Ron dozierte weiter. »Die erste Frage, die sich stellt, ist folgende: Bist du verpflichtet, deinen Verdacht der Polizei zu melden? Die Antwort: Nein, das musst du nicht.«
Auf dieses Problem war Ellen noch gar nicht gekommen.
»Das Gesetz verlangt von niemandem, Verbrechen zu melden, von denen man nicht sicher sein kann, ob sie überhaupt begangen wurden.«
»Gut.«
»Andererseits steht es dir natürlich frei, deinen Verdacht der Polizei mitzuteilen. Ich bin mir sicher, dass es von Timothy Braverman Fingerabdrücke, Bluttests oder DNA-Analysen gibt, anhand derer man feststellen kann, ob Will Timothy ist oder nicht.« Er spielte mit seinem Bart. »Wenn du zur Polizei gehst und dein Verdacht bestätigt sich, musst du damit rechnen, Will zu verlieren.«
Ellen verschlug es die Sprache. Ron beeilte sich, mit seinen Gedankenspielen fortzufahren.

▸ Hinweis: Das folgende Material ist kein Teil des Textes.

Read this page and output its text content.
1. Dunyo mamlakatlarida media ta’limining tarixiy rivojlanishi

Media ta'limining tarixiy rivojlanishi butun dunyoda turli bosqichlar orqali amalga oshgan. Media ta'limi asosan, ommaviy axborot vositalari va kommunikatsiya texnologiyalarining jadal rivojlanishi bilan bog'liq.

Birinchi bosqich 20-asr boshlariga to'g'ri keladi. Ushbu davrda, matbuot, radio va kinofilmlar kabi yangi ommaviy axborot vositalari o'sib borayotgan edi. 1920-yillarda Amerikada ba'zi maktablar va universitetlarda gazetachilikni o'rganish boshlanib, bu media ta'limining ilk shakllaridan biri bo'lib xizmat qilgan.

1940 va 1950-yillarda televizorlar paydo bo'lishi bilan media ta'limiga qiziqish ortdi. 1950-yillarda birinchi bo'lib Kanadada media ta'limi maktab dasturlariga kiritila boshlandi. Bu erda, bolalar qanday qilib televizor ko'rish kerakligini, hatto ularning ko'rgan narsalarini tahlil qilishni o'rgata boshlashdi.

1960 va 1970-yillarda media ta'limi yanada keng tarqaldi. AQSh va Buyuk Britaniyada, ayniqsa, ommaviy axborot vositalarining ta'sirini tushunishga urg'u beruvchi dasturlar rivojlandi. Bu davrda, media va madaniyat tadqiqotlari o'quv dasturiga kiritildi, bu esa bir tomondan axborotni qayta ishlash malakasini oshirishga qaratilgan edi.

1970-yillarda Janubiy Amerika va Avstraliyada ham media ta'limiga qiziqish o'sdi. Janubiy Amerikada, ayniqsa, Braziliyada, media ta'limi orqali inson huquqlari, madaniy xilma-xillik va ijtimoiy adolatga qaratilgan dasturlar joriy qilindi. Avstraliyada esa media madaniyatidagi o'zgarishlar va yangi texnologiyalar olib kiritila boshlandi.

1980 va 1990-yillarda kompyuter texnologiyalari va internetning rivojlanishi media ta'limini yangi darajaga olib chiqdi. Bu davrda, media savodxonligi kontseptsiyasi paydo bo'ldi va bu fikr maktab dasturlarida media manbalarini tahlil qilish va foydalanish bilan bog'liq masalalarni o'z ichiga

»Falls sich aber dein Verdacht als falsch herausstellt, hast du noch mehr Leid und Schmerz über die Bravermans gebracht.«
Auch daran hatte Ellen noch gar nicht gedacht.
»Nehmen wir an, dass du recht hast: Will ist Timothy.«
Ellen missfiel schon allein der Gedanke.